The first method, the weight distribution method, is based on the calculation of the error rates of false matches and false non-matches from analyzing the distribution spectrum of all the weighted pairs. This is the standard method, and is illustrated in Figure 6. The second method, the percentage method relies on measuring the total maximum and minimum weights of all the matched fields and then specifying a certain percentage of these values as the initial thresholds.

The weight distribution method is more thorough and powerful but requires analyzing a large amount of data (match weights) to be statistically reliable. It does not apply well in cases where one candidate record is matched against very few reference records. The percentage method, though simple, is very reliable and precise when dealing with such situations. For both methods, defining the match threshold and the duplicate threshold is an iterative process.

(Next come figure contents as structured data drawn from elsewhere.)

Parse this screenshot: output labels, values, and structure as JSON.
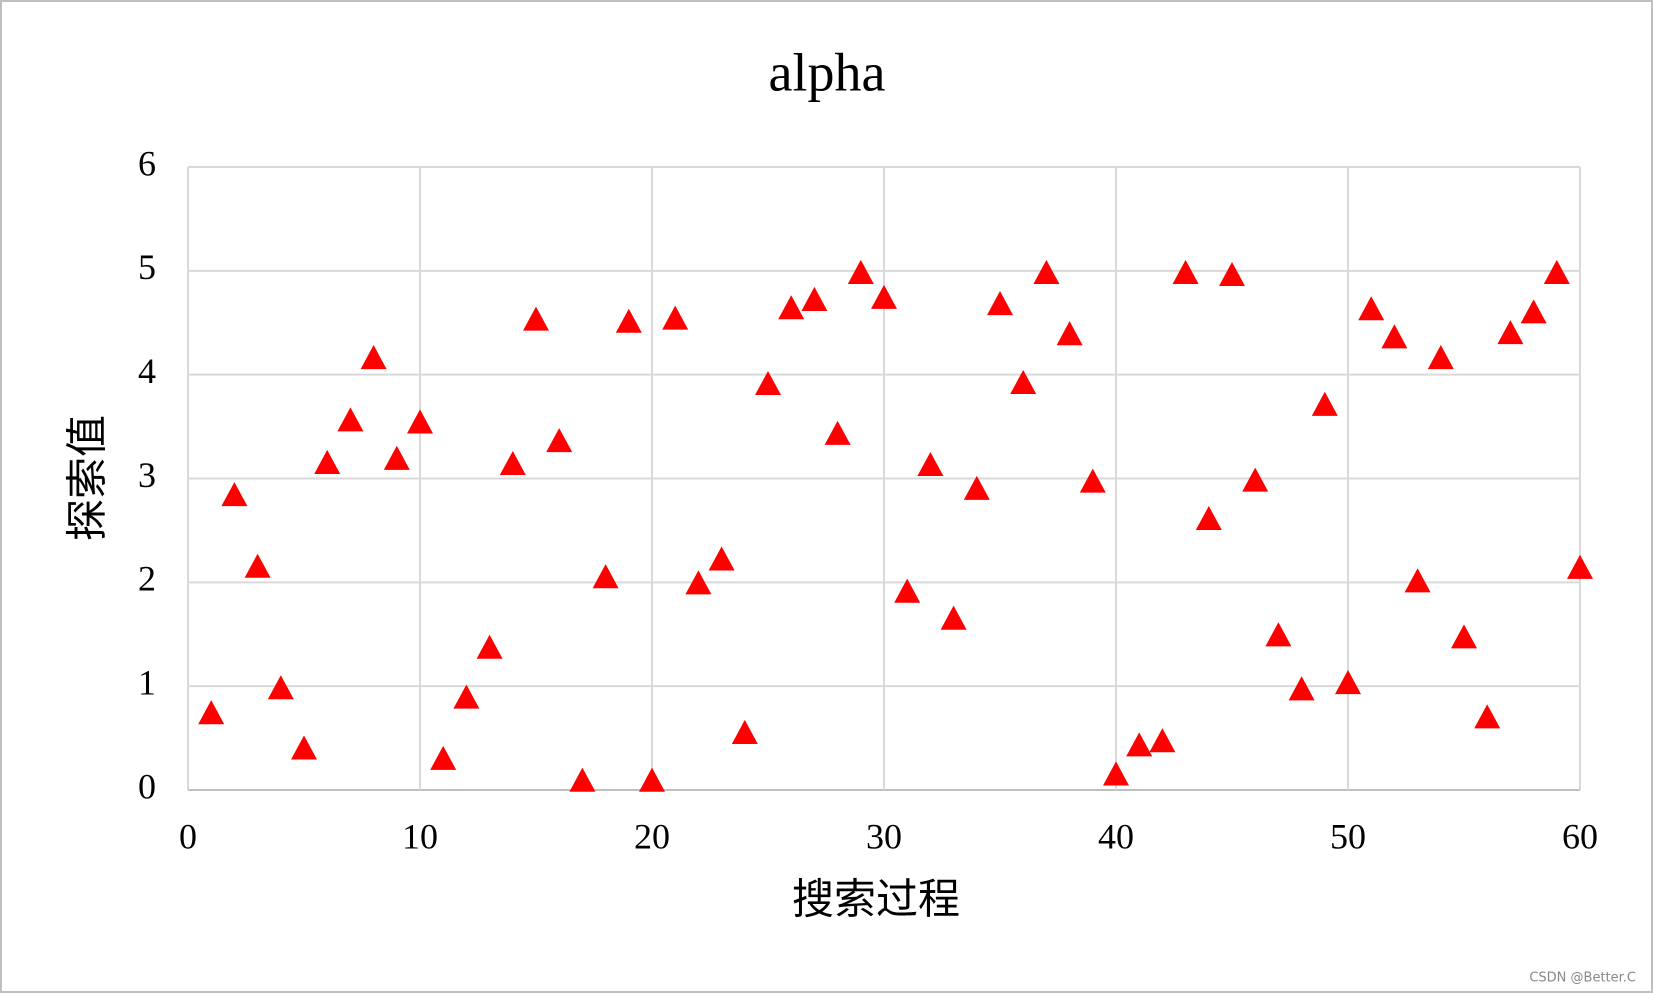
{
  "chart_data": {
    "type": "scatter",
    "title": "alpha",
    "x_label": "搜索过程",
    "y_label": "探索值",
    "x": [
      1,
      2,
      3,
      4,
      5,
      6,
      7,
      8,
      9,
      10,
      11,
      12,
      13,
      14,
      15,
      16,
      17,
      18,
      19,
      20,
      21,
      22,
      23,
      24,
      25,
      26,
      27,
      28,
      29,
      30,
      31,
      32,
      33,
      34,
      35,
      36,
      37,
      38,
      39,
      40,
      41,
      42,
      43,
      44,
      45,
      46,
      47,
      48,
      49,
      50,
      51,
      52,
      53,
      54,
      55,
      56,
      57,
      58,
      59,
      60
    ],
    "values": [
      0.74,
      2.84,
      2.15,
      0.98,
      0.4,
      3.15,
      3.56,
      4.16,
      3.19,
      3.54,
      0.3,
      0.89,
      1.37,
      3.14,
      4.53,
      3.36,
      0.09,
      2.05,
      4.51,
      0.09,
      4.54,
      1.99,
      2.22,
      0.55,
      3.91,
      4.64,
      4.72,
      3.43,
      4.98,
      4.74,
      1.91,
      3.13,
      1.65,
      2.9,
      4.68,
      3.92,
      4.98,
      4.39,
      2.97,
      0.15,
      0.43,
      0.47,
      4.98,
      2.61,
      4.96,
      2.98,
      1.49,
      0.97,
      3.71,
      1.03,
      4.63,
      4.36,
      2.01,
      4.16,
      1.47,
      0.7,
      4.4,
      4.6,
      4.98,
      2.14
    ],
    "color": "#ff0000",
    "marker": "triangle",
    "xlim": [
      0,
      60
    ],
    "xticks": [
      0,
      10,
      20,
      30,
      40,
      50,
      60
    ],
    "ylim": [
      0,
      6
    ],
    "yticks": [
      0,
      1,
      2,
      3,
      4,
      5,
      6
    ],
    "grid": true
  },
  "watermark": "CSDN @Better.C"
}
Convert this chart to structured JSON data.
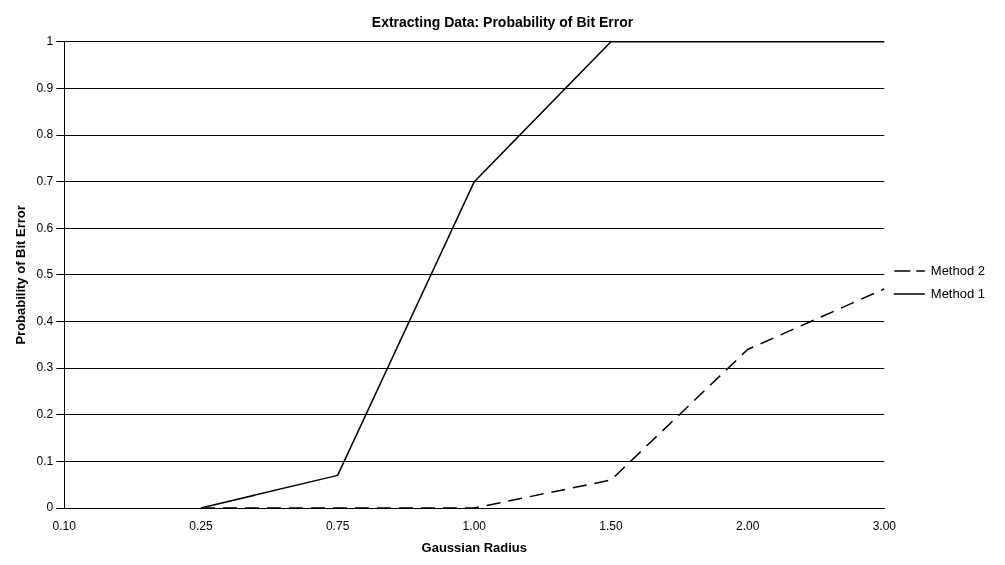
{
  "chart_data": {
    "type": "line",
    "title": "Extracting Data: Probability of Bit Error",
    "xlabel": "Gaussian Radius",
    "ylabel": "Probability of Bit Error",
    "categories": [
      "0.10",
      "0.25",
      "0.75",
      "1.00",
      "1.50",
      "2.00",
      "3.00"
    ],
    "series": [
      {
        "name": "Method 2",
        "color": "#000000",
        "line_style": "dashed",
        "values": [
          null,
          0,
          0,
          0,
          0.06,
          0.34,
          0.47
        ]
      },
      {
        "name": "Method 1",
        "color": "#000000",
        "line_style": "solid",
        "values": [
          null,
          0,
          0.07,
          0.7,
          1,
          1,
          1
        ]
      }
    ],
    "ylim": [
      0,
      1
    ],
    "yticks": [
      0,
      0.1,
      0.2,
      0.3,
      0.4,
      0.5,
      0.6,
      0.7,
      0.8,
      0.9,
      1
    ],
    "grid": "y",
    "legend": "right",
    "marker": "none"
  }
}
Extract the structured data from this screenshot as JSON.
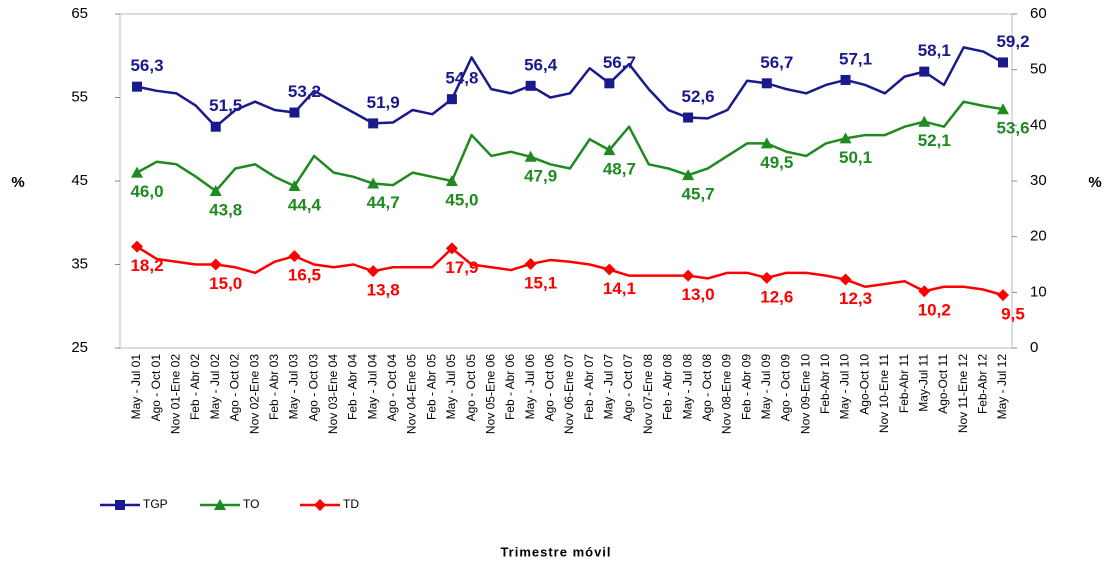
{
  "chart_data": {
    "type": "line",
    "xlabel": "Trimestre móvil",
    "ylabel": "%",
    "y2label": "%",
    "categories": [
      "May - Jul 01",
      "Ago - Oct 01",
      "Nov 01-Ene 02",
      "Feb - Abr 02",
      "May - Jul 02",
      "Ago - Oct 02",
      "Nov 02-Ene 03",
      "Feb - Abr 03",
      "May - Jul 03",
      "Ago - Oct 03",
      "Nov 03-Ene 04",
      "Feb - Abr 04",
      "May - Jul 04",
      "Ago - Oct 04",
      "Nov 04-Ene 05",
      "Feb - Abr 05",
      "May - Jul 05",
      "Ago - Oct 05",
      "Nov 05-Ene 06",
      "Feb - Abr 06",
      "May - Jul 06",
      "Ago - Oct 06",
      "Nov 06-Ene 07",
      "Feb - Abr 07",
      "May - Jul 07",
      "Ago - Oct 07",
      "Nov 07-Ene 08",
      "Feb - Abr 08",
      "May - Jul 08",
      "Ago - Oct 08",
      "Nov 08-Ene 09",
      "Feb - Abr 09",
      "May - Jul 09",
      "Ago - Oct 09",
      "Nov 09-Ene 10",
      "Feb-Abr 10",
      "May - Jul 10",
      "Ago-Oct 10",
      "Nov 10-Ene 11",
      "Feb-Abr 11",
      "May-Jul 11",
      "Ago-Oct 11",
      "Nov 11-Ene 12",
      "Feb-Abr 12",
      "May - Jul 12"
    ],
    "ylim": [
      25,
      65
    ],
    "yticks": [
      25,
      35,
      45,
      55,
      65
    ],
    "y2lim": [
      0,
      60
    ],
    "y2ticks": [
      0,
      10,
      20,
      30,
      40,
      50,
      60
    ],
    "grid": false,
    "series": [
      {
        "name": "TGP",
        "color": "#1a1a8c",
        "marker": "square",
        "label_side": "above",
        "values": [
          56.3,
          55.8,
          55.5,
          54,
          51.5,
          53.5,
          54.5,
          53.5,
          53.2,
          55.8,
          54.5,
          53.2,
          51.9,
          52,
          53.5,
          53,
          54.8,
          59.8,
          56,
          55.5,
          56.4,
          55,
          55.5,
          58.5,
          56.7,
          59,
          56,
          53.5,
          52.6,
          52.5,
          53.5,
          57,
          56.7,
          56,
          55.5,
          56.5,
          57.1,
          56.5,
          55.5,
          57.5,
          58.1,
          56.5,
          61,
          60.5,
          59.2
        ],
        "value_labels": [
          "56,3",
          null,
          null,
          null,
          "51,5",
          null,
          null,
          null,
          "53,2",
          null,
          null,
          null,
          "51,9",
          null,
          null,
          null,
          "54,8",
          null,
          null,
          null,
          "56,4",
          null,
          null,
          null,
          "56,7",
          null,
          null,
          null,
          "52,6",
          null,
          null,
          null,
          "56,7",
          null,
          null,
          null,
          "57,1",
          null,
          null,
          null,
          "58,1",
          null,
          null,
          null,
          "59,2"
        ]
      },
      {
        "name": "TO",
        "color": "#1f8a1f",
        "marker": "triangle",
        "label_side": "below",
        "values": [
          46.0,
          47.3,
          47,
          45.5,
          43.8,
          46.5,
          47,
          45.5,
          44.4,
          48,
          46,
          45.5,
          44.7,
          44.5,
          46,
          45.5,
          45.0,
          50.5,
          48,
          48.5,
          47.9,
          47,
          46.5,
          50,
          48.7,
          51.5,
          47,
          46.5,
          45.7,
          46.5,
          48,
          49.5,
          49.5,
          48.5,
          48,
          49.5,
          50.1,
          50.5,
          50.5,
          51.5,
          52.1,
          51.5,
          54.5,
          54,
          53.6
        ],
        "value_labels": [
          "46,0",
          null,
          null,
          null,
          "43,8",
          null,
          null,
          null,
          "44,4",
          null,
          null,
          null,
          "44,7",
          null,
          null,
          null,
          "45,0",
          null,
          null,
          null,
          "47,9",
          null,
          null,
          null,
          "48,7",
          null,
          null,
          null,
          "45,7",
          null,
          null,
          null,
          "49,5",
          null,
          null,
          null,
          "50,1",
          null,
          null,
          null,
          "52,1",
          null,
          null,
          null,
          "53,6"
        ]
      },
      {
        "name": "TD",
        "color": "#ff0000",
        "marker": "diamond",
        "label_side": "below",
        "axis": "y2",
        "values": [
          18.2,
          16,
          15.5,
          15,
          15.0,
          14.5,
          13.5,
          15.5,
          16.5,
          15,
          14.5,
          15,
          13.8,
          14.5,
          14.5,
          14.5,
          17.9,
          15,
          14.5,
          14,
          15.1,
          15.8,
          15.5,
          15,
          14.1,
          13,
          13,
          13,
          13.0,
          12.5,
          13.5,
          13.5,
          12.6,
          13.5,
          13.5,
          13,
          12.3,
          11,
          11.5,
          12,
          10.2,
          11,
          11,
          10.5,
          9.5
        ],
        "value_labels": [
          "18,2",
          null,
          null,
          null,
          "15,0",
          null,
          null,
          null,
          "16,5",
          null,
          null,
          null,
          "13,8",
          null,
          null,
          null,
          "17,9",
          null,
          null,
          null,
          "15,1",
          null,
          null,
          null,
          "14,1",
          null,
          null,
          null,
          "13,0",
          null,
          null,
          null,
          "12,6",
          null,
          null,
          null,
          "12,3",
          null,
          null,
          null,
          "10,2",
          null,
          null,
          null,
          "9,5"
        ]
      }
    ]
  }
}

Weight Distribution Method

Each record pair in the master index application can be classified into three categories: matches, non-matches, and potential matches. In general, the distribution of records is similar to the graph shown in Figure 6. Your goal is to make sure that very few records fall into the False Matches region (if any), and that as few as possible fall into the False Non-matches region. You can see how modifying the thresholds changes this distribution. Balance this against the number of records falling within the Manual Review section, as these will each need to be reviewed, researched, and resolved individually.

Figure 6 Weight Distribution Chart

image:Figure shows a standard matching weight distribution curve.
Percentage Method

Using this method, you set the initial thresholds as a percentage of the maximum and minimum weights. Using the information provided under Weight Ranges Using Agreement Weightsor Weight Ranges Using Probabilities, determine the maximum and minimum values that can be generated for composite match weights. For the initial run, the match threshold is set intentionally high to catch only the most probable matches. The duplicate threshold is set intentionally low to catch a large set of possible matches.

Set the match threshold at 70% of the maximum composite weight starting from zero as the neutral value. Using the weight range samples in Table 17, this would be 70% of 38, or 26.6. Set the duplicate threshold near the neutral value (that is, the value in the center of the maximum and minimum weight range). The value could be set between 10% of the maximum weight and 10% of the minimum weight. Using the samples above, this would be between 3.8 (10% of 38) and -3.6 (10% of -36).

Fine-tuning the Thresholds

Achieving the correct thresholds for your implementation is an iterative process. First, using the initial thresholds described earlier, process the data extracts into the master index database. Then analyze the resulting assumed match and potential duplicates, paying close attention to the assumed match records with matching weights close to the match threshold, to potential duplicate records close to either threshold, and to non-matches near the duplicate threshold.

If you find that most or all of the assumed matches at the low end of the match range are not actually duplicate records, raise the match threshold accordingly. If, on the other hand, you find several potential duplicates at the high end of the duplicate range that are actual matches, decrease the match threshold accordingly. If you find that most or all of the potential duplicate records in the low end of the duplicate range should not be considered duplicate matches, consider raising the duplicate threshold. Conversely, if you find several non-matches with weight near the duplicate threshold that should be considered potential duplicates, lower the duplicate threshold.

Repeat the process of loading and analyzing data and adjusting the thresholds until you are satisfied with the results.